Let $f$ be a uniformly continuous real function on a bounded subset $E$ of $R$. We have to show f is bounded on $E$.
My proof: Now $diam(E)=diam(cl(E))$, and $cl(E)$ is closed, so $E$ is compact. Since $f$ is uniformly continuous( therefore continuous) $f(cl(E))$ is compact and therefore bounded. Since $E$ is contained in its closure, so is it’s image. So f is bounded on $E$.
Now what I don’t understand is that why do we need the uniform continuity condition? I request anyone to shed some light on this matter.
Note that in your proof idea, $f$ need not be already defined on $\operatorname{cl}(E)$ at all. Something extra beyond continuity is of course needed for $f$ as $f(x) = \frac{1}{x}$ is continuous (not uniformly) on $E= (0,1)$ which is bounded, while $f$ is certainly not bounded on $E$, and not definable on $\operatorname{cl}(E)$.
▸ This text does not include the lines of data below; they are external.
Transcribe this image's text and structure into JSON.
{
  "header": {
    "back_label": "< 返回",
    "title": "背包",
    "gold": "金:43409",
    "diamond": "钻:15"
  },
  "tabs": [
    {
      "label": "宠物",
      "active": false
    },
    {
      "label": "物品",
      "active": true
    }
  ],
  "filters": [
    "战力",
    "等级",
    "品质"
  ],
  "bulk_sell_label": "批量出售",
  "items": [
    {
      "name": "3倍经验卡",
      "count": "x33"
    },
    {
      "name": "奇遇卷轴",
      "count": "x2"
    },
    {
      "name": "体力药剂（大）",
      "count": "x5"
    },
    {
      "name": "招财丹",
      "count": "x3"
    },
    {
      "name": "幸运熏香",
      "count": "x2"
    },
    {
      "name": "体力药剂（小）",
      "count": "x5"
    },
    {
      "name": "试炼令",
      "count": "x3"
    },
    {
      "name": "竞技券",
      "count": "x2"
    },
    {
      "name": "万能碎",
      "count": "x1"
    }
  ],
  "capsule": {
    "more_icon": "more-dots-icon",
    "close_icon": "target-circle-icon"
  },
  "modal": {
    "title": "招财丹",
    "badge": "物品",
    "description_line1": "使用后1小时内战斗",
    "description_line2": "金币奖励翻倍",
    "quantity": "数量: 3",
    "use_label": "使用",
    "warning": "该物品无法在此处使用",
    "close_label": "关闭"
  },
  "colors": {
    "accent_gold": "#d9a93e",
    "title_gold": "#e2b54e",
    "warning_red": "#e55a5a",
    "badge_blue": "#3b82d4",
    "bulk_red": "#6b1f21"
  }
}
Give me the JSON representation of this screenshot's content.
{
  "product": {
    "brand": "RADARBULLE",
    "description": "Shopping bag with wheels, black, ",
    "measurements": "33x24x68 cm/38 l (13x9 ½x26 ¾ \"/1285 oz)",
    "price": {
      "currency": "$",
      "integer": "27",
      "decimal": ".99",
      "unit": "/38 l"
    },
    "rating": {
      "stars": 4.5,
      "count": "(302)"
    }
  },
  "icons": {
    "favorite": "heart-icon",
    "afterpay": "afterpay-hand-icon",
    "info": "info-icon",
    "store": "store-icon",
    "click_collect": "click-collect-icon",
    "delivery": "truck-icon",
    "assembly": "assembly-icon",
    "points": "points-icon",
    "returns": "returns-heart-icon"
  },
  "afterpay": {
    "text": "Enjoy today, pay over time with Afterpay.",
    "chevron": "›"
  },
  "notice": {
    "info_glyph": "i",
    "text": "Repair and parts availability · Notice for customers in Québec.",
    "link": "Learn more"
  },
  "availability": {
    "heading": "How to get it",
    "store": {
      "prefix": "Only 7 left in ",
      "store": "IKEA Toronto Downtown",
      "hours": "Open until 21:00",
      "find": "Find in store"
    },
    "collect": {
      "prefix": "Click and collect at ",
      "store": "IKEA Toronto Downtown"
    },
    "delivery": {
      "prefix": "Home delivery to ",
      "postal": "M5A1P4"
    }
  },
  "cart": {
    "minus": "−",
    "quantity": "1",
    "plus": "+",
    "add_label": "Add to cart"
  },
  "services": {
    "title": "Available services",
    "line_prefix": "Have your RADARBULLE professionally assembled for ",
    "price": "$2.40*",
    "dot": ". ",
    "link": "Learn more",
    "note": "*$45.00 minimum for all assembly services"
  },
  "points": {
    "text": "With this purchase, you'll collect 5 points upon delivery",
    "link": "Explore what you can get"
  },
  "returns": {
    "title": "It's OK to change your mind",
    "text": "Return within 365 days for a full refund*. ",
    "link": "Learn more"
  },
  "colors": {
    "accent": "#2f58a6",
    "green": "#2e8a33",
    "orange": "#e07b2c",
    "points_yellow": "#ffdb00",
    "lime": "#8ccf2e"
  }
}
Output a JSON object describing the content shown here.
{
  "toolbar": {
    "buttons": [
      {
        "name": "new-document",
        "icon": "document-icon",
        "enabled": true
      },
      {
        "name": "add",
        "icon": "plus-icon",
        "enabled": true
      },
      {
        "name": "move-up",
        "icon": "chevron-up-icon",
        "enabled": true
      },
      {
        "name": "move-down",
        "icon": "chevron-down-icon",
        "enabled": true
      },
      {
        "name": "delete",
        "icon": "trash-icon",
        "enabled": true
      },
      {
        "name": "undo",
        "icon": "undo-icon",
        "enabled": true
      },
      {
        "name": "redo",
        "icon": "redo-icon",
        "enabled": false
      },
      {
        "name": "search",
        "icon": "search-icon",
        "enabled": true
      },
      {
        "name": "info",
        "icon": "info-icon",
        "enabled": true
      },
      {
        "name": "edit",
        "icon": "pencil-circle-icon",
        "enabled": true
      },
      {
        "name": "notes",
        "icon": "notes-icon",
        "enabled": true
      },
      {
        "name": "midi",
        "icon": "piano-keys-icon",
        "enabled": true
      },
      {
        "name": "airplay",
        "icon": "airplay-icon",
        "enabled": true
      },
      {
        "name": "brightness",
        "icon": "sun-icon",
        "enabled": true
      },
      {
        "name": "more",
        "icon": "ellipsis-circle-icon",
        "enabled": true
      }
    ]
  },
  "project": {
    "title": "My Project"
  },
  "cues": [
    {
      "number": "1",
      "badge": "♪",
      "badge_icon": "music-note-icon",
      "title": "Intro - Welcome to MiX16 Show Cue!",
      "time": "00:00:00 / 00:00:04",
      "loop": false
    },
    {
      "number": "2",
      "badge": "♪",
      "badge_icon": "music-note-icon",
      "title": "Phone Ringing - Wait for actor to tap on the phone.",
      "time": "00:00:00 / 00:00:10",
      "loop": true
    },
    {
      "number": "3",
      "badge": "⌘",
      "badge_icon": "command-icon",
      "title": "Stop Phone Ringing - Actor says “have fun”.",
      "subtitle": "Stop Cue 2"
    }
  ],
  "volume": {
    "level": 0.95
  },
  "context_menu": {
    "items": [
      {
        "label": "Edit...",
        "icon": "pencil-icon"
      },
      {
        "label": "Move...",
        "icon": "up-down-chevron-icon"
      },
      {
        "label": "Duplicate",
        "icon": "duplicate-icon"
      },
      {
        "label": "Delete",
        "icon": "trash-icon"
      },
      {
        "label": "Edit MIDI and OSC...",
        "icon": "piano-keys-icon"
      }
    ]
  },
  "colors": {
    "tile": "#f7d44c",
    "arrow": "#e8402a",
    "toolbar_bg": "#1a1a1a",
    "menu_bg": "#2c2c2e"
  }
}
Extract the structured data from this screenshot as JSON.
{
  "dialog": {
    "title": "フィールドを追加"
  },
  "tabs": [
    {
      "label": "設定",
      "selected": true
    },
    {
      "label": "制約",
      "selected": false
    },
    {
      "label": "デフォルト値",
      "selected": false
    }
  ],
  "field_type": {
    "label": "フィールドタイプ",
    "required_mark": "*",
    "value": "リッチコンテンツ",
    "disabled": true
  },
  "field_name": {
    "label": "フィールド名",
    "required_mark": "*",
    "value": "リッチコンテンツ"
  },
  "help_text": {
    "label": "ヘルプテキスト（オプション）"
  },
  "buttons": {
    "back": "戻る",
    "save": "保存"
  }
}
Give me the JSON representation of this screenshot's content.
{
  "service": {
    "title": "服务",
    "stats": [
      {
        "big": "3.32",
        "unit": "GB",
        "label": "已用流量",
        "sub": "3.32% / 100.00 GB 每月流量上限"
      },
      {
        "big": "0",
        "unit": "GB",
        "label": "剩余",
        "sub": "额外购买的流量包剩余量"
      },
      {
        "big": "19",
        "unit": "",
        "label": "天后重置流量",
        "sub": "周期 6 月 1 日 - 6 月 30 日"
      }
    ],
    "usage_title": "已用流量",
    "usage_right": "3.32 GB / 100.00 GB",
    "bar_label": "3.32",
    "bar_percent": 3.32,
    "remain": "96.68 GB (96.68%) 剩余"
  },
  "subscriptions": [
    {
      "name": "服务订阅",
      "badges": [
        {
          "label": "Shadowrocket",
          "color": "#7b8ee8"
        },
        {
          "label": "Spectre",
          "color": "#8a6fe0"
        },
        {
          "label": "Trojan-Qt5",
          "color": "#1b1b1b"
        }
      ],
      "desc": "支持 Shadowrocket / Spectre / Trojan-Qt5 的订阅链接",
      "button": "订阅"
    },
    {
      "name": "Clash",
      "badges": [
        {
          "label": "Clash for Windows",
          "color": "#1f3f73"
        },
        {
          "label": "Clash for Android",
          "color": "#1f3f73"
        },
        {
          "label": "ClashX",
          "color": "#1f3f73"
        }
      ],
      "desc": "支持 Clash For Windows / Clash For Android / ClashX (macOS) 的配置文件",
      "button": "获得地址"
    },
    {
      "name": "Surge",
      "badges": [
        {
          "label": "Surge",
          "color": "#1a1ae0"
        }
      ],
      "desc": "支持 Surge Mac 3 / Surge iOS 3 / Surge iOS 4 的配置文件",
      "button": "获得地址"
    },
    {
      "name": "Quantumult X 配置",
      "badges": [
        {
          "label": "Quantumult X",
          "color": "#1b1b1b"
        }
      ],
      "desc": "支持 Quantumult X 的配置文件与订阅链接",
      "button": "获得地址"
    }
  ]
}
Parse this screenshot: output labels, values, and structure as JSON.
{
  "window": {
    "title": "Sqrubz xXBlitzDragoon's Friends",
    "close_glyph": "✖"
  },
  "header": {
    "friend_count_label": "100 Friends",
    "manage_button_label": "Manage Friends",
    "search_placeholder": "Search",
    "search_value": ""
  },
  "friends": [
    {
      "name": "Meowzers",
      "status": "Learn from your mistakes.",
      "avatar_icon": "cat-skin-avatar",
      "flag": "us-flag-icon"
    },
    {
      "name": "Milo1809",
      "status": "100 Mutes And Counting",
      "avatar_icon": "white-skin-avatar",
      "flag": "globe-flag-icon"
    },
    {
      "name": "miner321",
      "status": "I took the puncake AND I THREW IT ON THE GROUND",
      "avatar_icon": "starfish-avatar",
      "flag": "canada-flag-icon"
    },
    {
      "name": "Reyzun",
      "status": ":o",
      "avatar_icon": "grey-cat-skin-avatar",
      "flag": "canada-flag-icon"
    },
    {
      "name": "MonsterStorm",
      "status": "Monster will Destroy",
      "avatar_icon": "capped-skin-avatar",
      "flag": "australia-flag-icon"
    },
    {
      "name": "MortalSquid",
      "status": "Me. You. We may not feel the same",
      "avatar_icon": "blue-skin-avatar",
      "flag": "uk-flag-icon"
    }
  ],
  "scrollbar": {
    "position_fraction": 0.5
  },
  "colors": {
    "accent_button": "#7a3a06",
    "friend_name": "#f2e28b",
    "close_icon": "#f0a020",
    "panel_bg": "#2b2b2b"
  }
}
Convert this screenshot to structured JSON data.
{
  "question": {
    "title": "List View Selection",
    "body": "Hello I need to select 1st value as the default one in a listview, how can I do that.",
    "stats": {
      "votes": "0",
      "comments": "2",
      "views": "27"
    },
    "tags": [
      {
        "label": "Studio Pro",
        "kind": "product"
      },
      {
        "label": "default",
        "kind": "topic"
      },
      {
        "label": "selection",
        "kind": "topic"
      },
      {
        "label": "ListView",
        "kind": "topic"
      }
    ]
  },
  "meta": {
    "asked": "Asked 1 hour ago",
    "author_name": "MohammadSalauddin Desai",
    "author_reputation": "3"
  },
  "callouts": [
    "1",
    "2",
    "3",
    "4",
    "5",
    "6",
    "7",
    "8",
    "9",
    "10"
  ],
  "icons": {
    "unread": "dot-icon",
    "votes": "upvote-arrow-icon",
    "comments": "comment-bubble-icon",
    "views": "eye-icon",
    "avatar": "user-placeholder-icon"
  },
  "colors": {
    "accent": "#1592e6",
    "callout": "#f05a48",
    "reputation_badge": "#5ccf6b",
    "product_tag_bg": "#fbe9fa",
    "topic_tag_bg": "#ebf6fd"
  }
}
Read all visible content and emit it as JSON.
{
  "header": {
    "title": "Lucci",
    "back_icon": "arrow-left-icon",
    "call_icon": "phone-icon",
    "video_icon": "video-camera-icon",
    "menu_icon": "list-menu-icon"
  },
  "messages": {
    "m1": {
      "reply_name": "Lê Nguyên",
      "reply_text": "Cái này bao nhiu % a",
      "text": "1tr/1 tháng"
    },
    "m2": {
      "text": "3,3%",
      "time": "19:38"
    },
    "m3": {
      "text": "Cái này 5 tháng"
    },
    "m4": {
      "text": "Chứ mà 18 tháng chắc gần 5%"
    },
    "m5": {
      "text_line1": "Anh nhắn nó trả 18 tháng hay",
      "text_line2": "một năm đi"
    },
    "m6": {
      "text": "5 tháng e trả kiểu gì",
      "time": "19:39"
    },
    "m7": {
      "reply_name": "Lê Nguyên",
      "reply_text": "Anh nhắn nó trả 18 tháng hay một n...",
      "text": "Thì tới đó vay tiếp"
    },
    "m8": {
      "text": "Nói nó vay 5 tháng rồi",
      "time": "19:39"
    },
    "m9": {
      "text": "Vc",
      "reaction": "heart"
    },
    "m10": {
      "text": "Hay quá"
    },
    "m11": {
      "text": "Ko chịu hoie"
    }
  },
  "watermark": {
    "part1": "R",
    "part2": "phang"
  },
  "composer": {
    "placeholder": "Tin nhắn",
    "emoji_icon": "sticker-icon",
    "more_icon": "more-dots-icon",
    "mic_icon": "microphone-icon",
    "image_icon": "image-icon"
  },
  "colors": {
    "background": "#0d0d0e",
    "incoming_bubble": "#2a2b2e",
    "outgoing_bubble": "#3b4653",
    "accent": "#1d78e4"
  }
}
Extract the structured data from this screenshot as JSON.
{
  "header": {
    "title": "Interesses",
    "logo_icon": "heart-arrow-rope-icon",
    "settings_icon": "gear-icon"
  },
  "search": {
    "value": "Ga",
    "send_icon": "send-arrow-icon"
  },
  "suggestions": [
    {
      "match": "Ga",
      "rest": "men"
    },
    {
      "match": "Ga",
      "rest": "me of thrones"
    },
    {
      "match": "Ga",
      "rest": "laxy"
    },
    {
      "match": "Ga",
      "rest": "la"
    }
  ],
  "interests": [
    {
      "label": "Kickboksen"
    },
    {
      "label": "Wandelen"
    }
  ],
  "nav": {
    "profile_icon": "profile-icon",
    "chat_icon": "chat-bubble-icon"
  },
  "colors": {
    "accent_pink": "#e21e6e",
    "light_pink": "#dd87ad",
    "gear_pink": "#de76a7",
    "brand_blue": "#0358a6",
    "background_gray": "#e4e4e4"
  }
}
Suppose that $f[E]$ were unbounded, then we can find points $x_n \in E$ such that $|f(x_n)| > n$ for all $n$. As $\operatorname{cl}(E)$ is closed and bounded, and hence compact, there is some $p \in \operatorname{cl}(E)$ and a subsequence $(x_{n_k})_k \to p$ ($k \to \infty$). The sequence $(x_{n_k})_k$ is Cauchy on $E$ (it's convergent in a larger subspace) and as $f$ is uniformly continuous on $E$ it's easy to check that $(f(x_{n_k})_k$ is Cauchy as well. But $|f(x_{n_k})| > n_k$ makes this impossible. Contradiction , and $f[E]$ is bounded.